Judge Newman then examined how § 271(f) applies to process components. First, she stated that a process may involve both product and process aspects. “It appears that the heart stimulator is supplied from the United States and combined with process steps that are taught from the United States and performed abroad.” Id. at 12. The dissent noted this issue was not brought out in the appeal. Next, Judge Newman made an analogy between coinfringement and § 271(f). Judge Newman reasoned that the holding in BMC Resources, Inc. v. Paymentech, L.P., 498 F.3d 1373 (Fed.

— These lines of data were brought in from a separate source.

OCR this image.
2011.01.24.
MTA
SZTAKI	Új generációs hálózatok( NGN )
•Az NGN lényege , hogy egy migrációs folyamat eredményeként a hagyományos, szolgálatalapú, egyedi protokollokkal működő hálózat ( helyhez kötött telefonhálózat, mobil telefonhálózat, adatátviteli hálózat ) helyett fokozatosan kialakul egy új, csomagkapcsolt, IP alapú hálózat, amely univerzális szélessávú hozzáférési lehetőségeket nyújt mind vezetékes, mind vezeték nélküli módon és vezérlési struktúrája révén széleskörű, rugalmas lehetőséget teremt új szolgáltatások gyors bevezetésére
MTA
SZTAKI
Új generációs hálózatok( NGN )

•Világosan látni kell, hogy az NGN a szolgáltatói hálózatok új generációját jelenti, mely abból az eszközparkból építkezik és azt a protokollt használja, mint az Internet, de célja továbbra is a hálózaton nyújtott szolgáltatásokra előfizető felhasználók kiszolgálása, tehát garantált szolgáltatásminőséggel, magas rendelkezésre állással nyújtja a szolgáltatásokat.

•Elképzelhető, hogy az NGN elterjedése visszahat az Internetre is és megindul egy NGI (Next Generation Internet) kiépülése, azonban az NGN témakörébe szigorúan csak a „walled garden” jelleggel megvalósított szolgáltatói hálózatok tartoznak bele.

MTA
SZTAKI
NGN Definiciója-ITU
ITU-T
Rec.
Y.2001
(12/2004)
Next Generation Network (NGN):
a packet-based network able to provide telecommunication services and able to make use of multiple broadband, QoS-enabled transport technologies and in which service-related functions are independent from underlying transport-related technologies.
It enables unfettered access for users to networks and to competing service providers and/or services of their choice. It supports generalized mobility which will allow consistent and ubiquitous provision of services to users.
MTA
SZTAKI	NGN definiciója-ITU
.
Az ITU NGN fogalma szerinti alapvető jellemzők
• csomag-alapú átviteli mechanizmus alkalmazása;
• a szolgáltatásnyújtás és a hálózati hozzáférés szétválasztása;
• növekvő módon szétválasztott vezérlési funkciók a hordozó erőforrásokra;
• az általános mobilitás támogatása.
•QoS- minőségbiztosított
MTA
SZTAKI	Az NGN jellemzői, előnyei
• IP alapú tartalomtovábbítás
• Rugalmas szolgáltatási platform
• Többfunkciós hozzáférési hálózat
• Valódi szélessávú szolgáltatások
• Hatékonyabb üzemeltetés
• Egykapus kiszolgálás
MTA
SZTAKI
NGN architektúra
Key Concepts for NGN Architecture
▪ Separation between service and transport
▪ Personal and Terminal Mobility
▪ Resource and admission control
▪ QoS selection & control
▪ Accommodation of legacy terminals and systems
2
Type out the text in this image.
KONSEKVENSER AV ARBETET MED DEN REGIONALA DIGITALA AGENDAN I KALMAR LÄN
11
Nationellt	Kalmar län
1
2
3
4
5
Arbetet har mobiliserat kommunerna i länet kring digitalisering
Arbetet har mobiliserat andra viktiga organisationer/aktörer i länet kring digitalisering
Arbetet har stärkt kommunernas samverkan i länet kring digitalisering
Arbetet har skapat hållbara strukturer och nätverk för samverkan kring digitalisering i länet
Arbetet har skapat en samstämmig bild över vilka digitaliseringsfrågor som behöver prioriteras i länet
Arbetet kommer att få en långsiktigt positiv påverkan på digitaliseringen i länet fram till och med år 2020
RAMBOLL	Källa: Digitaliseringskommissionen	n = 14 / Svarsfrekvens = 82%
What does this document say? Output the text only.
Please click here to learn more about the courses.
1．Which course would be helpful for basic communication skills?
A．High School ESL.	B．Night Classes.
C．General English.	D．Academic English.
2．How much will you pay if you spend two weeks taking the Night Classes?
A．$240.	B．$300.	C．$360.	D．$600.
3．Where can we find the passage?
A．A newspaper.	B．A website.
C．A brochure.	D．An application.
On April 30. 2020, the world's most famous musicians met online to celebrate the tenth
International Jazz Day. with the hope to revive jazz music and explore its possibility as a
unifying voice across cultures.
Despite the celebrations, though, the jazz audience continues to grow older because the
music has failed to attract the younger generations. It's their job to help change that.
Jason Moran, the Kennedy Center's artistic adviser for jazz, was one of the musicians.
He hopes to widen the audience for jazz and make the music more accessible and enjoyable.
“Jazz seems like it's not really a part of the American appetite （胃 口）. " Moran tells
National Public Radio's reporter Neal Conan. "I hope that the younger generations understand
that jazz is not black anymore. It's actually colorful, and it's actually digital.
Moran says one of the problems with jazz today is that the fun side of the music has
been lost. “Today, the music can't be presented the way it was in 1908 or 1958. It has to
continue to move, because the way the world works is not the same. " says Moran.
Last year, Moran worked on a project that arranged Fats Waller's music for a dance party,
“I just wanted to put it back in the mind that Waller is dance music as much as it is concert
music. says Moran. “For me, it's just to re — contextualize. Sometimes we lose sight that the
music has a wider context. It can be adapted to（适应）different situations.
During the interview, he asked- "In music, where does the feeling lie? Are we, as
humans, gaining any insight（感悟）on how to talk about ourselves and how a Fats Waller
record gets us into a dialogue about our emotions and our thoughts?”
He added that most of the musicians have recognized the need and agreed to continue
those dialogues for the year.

Cir. 2007), that in some cases the practice of steps of a patented method by two parties can be combined, whereby the party that performs earlier steps “supplies” this component to the party that performs the later steps, was “commensurate with the application of § 271(f) to processes that are partly performed in the United States.” Newman Dissent at 14. This precedent, she asserted, does not support a conclusion that it is a physical impossibility to read § 271(f) as applying to processes.

Finally, Judge Newman addressed the sovereignty issue of extraterritoriality. Using the example of a patented process that is practiced so that some steps are performed in the United States and others offshore, she opined that the “purloiner of the patented process may escape liability everywhere,” and that the legislators could not have intended to enable avoidance of process patents by this ploy. Id. at 15. Judge Newman concluded that for process patents, the majority opinion reopened the loophole exposed by Deepsouth and overreached by dumping the statute entirely in an overreaction to the facts of one case.